By Maia Hamin and Benjamin Edelman

AI evaluations are designed to assess and compare how AI models perform on different tasks. Developers, users, and independent evaluators — like the Center for AI Standards and Innovation (CAISI) — can use evaluations to track trends in model capabilities and inform decisions about real-world use.

Agent evaluations test whether models can use tools in a multi-turn feedback loop to solve complex problems like debugging software or uncovering cybersecurity vulnerabilities. They allow evaluators to measure new and increasingly economically valuable capabilities, but also bring new methodological challenges — including, as CAISI and other evaluators have found, the risk that AI agents can use their tools to cheat.

As part of our mission, CAISI both directly evaluates AI models and seeks to advance best practices for AI measurement science. To improve our evaluations, we built an AI transcript analysis tool to search through our historical evaluation transcripts for cheating. To support the development of stronger ecosystem practices, the following pages share examples that we uncovered and suggests takeaways that may help other evaluators reduce the incidence and impact of evaluation cheating.

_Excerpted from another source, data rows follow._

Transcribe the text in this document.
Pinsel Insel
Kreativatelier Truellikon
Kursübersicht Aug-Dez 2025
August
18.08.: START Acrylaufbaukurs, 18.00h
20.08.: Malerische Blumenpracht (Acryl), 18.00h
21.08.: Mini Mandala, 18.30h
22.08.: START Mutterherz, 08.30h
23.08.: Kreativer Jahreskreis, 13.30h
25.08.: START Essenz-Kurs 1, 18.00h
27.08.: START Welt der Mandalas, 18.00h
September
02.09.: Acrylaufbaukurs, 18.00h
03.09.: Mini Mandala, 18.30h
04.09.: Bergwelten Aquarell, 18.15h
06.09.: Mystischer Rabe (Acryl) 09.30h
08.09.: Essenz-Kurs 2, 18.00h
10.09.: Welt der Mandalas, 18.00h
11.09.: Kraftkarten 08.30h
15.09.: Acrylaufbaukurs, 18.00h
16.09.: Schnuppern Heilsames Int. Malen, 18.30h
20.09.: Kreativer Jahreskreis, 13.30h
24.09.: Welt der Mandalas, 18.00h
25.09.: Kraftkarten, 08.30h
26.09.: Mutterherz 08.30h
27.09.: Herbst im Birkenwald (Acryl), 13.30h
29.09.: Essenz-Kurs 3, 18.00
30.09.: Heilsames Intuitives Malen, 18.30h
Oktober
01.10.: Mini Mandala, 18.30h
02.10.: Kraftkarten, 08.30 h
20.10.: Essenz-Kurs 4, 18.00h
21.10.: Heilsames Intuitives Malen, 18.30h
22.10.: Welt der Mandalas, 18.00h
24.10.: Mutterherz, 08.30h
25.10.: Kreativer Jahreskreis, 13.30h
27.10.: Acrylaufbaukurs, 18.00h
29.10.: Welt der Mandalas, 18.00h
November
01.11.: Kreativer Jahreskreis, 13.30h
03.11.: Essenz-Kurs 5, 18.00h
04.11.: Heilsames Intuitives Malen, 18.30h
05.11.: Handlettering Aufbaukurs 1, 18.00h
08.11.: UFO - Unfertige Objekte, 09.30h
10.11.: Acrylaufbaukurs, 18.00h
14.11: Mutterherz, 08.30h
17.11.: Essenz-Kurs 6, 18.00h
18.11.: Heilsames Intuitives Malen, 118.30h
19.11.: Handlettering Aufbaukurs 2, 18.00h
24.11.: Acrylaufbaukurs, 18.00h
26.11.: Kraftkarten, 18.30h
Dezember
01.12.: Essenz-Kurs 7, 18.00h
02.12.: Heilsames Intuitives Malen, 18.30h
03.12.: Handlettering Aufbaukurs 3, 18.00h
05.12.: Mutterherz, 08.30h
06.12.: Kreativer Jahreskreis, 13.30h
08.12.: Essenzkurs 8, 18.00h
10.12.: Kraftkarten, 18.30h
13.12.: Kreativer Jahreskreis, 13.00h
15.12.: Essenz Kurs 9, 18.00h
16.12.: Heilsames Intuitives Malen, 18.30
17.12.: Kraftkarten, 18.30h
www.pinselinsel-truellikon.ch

Using our transcript analysis tool, we found several examples of how models were able to successfully cheat on agentic coding and cyber benchmarks, including:

  • Models using the internet to find walkthroughs and answers for cyber capture-the-flag challenges
  • Models using generic denial-of-service attacks to crash servers on cyber tasks instead of exploiting intended vulnerabilities
  • Models cheating on coding benchmarks by looking up more recent code versions, disabling assertions, and adding test-specific logic.

We bucket these examples into two categories of cheating risks: solution contamination, where a model accesses information that improperly reveals the solution to an evaluation task; and grader gaming, where a model exploits a gap or misspecification in an evaluation’s automated scoring system to craft a solution that scores highly without fulfilling the “spirit” of the intended task.

Examples of evaluation cheating from CAISI’s evaluation logs
CAISI BenchmarkCheating Examples from Evaluation LogsCheating Type% Logs with Successful Solution Due to Cheating (Lower Bound)
Cybench
  • Using coding tools to search the internet for challenge flags and walkthroughs
Solution contamination0.3%
SWE-bench Verified
  • Reviewing more recent code versions on GitHub
  • Installing more recent code versions using package managers
Solution contamination0.1%
  • Commenting out assertion checks to pass unit tests
Grader gaming0.2%
CVE-Bench (Internal)
  • Using denial-of-service attacks to crash the target server instead of exploiting the CVE
Grader gaming 4.80%

In general, we define evaluation cheating as:

when an AI model exploits a gap between what an evaluation task is intended to measure and its implementation, solving the task in a way that subverts the validity of the measurement.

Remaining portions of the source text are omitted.